Feel free to take this a step further and rank the subjects from strongest to weakest (scale of 1-10, with 1 being the best). Next, put an asterisk next to the subjects that you have a genuine interest in studying. The reason for this exercise is so that when you meet with your college counselor, you can focus on pushing towards college prep courses in the subjects where you have academic success and hopefully a genuine interest.

Next you will want to analyze yourself as a student in three key areas. Those three areas are: study habits, reading comfort level, and time management. While there are many areas successful students do well, these are the three key areas you want to focus on at the beginning of high school. Improving in these areas will not only help you during the intense coursework involved in college prep courses, but also help you improve your grades in your weaker subjects. Your college counselor can use this information in two ways. First, they can give you tips and strategies for improving these three areas. Second, they can warn you about courses where you may run into significant difficulty if you are lacking in any of these three areas. It is important that you be honest with yourself as you answer these questions:

  • Study habits:
    • How would you rate your study habits?
    • Do you have a defined plan when studying?
    • Do you study every day or wait until the last minute?
    • Do you take notes and are they organized?
  • Reading comfort level:
    • How would you rate your reading comfort level?
    • Does it feel like reading takes more time than it should?
    • Does reading feel like a chore?
    • Do you get easily distracted when reading?
    • Do you have to re-read passages over and over again?
    • Do you read recreationally?
  • Time management skills:
    • How would you rate your time management skills?
    • Do you use a calendar or other system for keeping track of responsibilities?
    • Do you often feel rushed or unprepared?
    • Does it feel like homework, projects, and tests seem to creep up on you out of nowhere?

Having an understanding of where you are as a student prior to meeting with your college counselor will pay big dividends during your discussion. Your counselor will have a deeper understanding of your needs and can provide better solutions to help you get to your end goal. Also, they will appreciate that you took the time and effort to prepare for your meeting.

Once you have a meeting date and time setup with your college counselor, feel free to send them an email detailing what you would like to accomplish. A discussion of this nature goes smoother and quicker when they have time to prepare. Simply let them know that you are looking to understand how courses for your next four years will likely play out. Tell them that you are putting together your thoughts on subjects you do well in and are interested in studying as well as weak areas where you need guidance. Request that they review your middle/junior high school transcripts and quickly document their thoughts on which subjects you appear to be strongest.

Discussion With Your College Counselor

With both of you prepared for the discussion, let your counselor lead. Be sure to let them know what your thoughts are based on your analysis of yourself and be open-minded to their directions.
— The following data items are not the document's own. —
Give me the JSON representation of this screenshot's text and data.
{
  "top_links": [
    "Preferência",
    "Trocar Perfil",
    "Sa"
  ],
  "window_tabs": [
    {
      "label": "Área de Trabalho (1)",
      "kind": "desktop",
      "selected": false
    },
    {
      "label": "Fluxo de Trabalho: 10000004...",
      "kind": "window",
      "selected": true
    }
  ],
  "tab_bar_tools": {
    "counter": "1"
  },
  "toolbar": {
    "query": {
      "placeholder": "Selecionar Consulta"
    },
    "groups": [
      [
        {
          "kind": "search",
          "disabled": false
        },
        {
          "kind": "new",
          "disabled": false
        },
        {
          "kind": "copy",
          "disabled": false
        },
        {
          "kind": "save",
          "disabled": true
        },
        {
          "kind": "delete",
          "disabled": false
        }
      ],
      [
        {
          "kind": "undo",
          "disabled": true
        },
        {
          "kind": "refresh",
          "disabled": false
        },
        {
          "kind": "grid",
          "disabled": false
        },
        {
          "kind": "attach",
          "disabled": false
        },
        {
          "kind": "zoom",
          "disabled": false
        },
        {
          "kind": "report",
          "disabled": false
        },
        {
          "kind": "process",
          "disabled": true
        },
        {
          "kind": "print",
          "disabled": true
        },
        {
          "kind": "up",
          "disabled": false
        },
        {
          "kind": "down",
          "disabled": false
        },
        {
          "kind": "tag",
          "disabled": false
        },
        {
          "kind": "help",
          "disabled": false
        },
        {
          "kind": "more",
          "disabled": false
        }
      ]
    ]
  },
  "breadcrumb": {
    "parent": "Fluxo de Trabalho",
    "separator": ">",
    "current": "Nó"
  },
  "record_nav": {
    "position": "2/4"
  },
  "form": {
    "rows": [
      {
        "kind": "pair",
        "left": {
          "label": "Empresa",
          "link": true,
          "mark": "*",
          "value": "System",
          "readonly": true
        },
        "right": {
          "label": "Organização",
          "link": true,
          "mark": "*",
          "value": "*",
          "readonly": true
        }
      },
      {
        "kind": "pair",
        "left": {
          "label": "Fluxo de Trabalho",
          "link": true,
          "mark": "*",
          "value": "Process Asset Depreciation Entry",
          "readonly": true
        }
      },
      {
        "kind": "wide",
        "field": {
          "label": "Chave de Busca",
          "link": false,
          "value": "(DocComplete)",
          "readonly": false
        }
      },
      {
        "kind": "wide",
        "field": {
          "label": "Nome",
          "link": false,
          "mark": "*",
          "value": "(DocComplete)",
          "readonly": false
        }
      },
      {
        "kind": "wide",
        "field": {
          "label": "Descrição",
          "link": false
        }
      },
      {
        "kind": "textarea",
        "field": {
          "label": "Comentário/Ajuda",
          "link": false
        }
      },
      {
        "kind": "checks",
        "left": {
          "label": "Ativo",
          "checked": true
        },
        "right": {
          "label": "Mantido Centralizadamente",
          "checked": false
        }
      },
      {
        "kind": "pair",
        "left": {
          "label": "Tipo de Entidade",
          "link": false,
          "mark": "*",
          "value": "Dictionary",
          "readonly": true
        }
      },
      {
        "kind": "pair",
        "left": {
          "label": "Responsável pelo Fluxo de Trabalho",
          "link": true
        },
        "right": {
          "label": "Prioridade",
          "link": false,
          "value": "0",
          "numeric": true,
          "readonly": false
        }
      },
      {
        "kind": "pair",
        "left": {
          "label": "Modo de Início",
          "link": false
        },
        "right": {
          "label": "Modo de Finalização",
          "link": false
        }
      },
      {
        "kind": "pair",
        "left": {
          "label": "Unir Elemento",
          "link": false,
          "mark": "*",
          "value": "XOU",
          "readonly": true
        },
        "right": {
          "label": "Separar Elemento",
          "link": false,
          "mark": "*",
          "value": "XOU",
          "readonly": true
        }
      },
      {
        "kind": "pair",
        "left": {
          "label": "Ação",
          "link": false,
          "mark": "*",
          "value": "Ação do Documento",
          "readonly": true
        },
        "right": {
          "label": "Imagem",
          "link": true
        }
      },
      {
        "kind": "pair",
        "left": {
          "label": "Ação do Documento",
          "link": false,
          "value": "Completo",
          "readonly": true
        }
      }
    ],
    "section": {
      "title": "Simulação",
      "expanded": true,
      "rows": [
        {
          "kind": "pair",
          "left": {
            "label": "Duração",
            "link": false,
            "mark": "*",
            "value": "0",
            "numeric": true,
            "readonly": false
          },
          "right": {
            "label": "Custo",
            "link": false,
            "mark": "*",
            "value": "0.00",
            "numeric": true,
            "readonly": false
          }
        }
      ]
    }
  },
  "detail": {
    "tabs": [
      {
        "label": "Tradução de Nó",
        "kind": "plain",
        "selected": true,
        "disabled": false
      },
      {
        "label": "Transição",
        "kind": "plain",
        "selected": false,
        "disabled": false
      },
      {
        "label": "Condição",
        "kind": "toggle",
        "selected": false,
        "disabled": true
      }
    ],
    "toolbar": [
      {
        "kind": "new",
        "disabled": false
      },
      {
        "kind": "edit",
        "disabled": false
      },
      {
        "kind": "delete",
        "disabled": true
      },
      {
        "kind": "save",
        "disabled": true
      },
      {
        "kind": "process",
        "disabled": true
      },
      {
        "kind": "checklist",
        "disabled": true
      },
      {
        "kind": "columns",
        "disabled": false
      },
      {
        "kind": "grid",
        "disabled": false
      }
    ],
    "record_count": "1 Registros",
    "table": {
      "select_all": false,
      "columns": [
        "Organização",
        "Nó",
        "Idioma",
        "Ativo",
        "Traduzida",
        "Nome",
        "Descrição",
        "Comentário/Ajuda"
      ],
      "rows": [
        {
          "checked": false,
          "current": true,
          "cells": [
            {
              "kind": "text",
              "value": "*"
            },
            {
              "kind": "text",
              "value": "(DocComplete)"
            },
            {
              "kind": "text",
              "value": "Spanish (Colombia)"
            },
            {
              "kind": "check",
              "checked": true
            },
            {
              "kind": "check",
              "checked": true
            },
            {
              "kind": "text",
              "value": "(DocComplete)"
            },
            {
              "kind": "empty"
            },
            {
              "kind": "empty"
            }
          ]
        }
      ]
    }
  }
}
Remember that the overall point of this meeting is to put you into the best position when it comes time for college admission offices to evaluate you. If you are not currently on path to take college prep courses by your senior year, your only option will most likely require summer school. Ideally summer school is best taken sooner (meaning prior to sophomore or junior year) than later (prior to senior year) since it is a shortened semester and your summers will become more time constrained as you go through high school. Double-check that the classes you need will be offered during the summer.

This is the just first step in the college preparation process. However, you are not finished. You should review this four-year course plan with your counselor at the beginning of every semester to make adjustments and to aid you in selecting courses for your upcoming years.